Meik Hellmund wrote:
On Thu, 05 Mar 2009 20:12:32 -0500
Bob Doolittle <robert.doolit...@sun.com> wrote:

I hope you don't mind me putting this back on the alias, but this is significant.
It proves that Ubuntu (not Debian - my mistake) uses a different
version of "sh" than other distros (RHEL, SLES, and apparently
Debian).

Anybody know the details here? What is the Ubuntu default sh?


Bob, can you (or someone else) help me with my confusion?
The script in question,
/etc/opt/SUNWut/gdm/SunRayInit/helpers/Xsetup
starts with the line "#!/bin/ksh -p" So why is the version of /bin/sh important here?

Look again. I think there's a missing '!' character :) All this trouble for lack of one character - it hardly seems fair, does it?

The pstree output sent by Murray showed:

# cat /tmp/Xsetup.pstree.out
sh(12680)---pstree(12697)

If you look at /usr/X11/gdm/Init/DISPLAY (which is a symlink to /etc/opt/SUNWut/gdm/SunRayInit/Default), you'll see it starts with "#!/bin/sh" and it runs the files in /etc/opt/SUNWut/gdm/SunRayInit/helpers. Since we have a broken interpreter-file specification we wind up using sh (dash in this case).

If you add the missing "!" back into /etc/opt/SUNWut/gdm/SunRayInit/Default, does Xsetup work unchanged?

It's possible that we should take a greatest-common-denominator approach here and restrict syntax of these files to POSIX for broadest compatibility rather than relying on ksh. Certainly in this case the use of the extended syntax is unnecessary but we'd need to look more closely at the POSIX standard to determine whether we could easily restrict to that syntax.
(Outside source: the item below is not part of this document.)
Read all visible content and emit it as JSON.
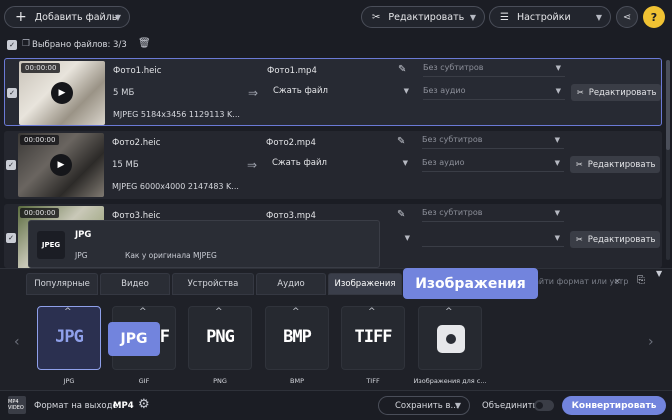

At least now we know what the issue is. Thanks folks. I'll file a bug and probably submit a patch request.

-Bob

For a "default shell" script I would see the issue. Such
scripts should conform to the POSIX standard in the Ubuntu/Debian world,
since /bin/sh may be provided by any POSIX compatible shell,
e.g., bash or dash. Older Debian installations or upgrade of
older installations (like mine) use bash as default, new ones since
Debian 5.0 (and  Ubuntu already since 6.06) use dash, since it is
leaner and faster. The default login shell is bash since it has
more interactive capabilities. See <https://wiki.ubuntu.com/DashAsBinSh> which also mentions the function keyword as a POSIX incompatible "bashism". But the script in question is a designated ksh script and ksh accepts the function keyword. What do I miss here?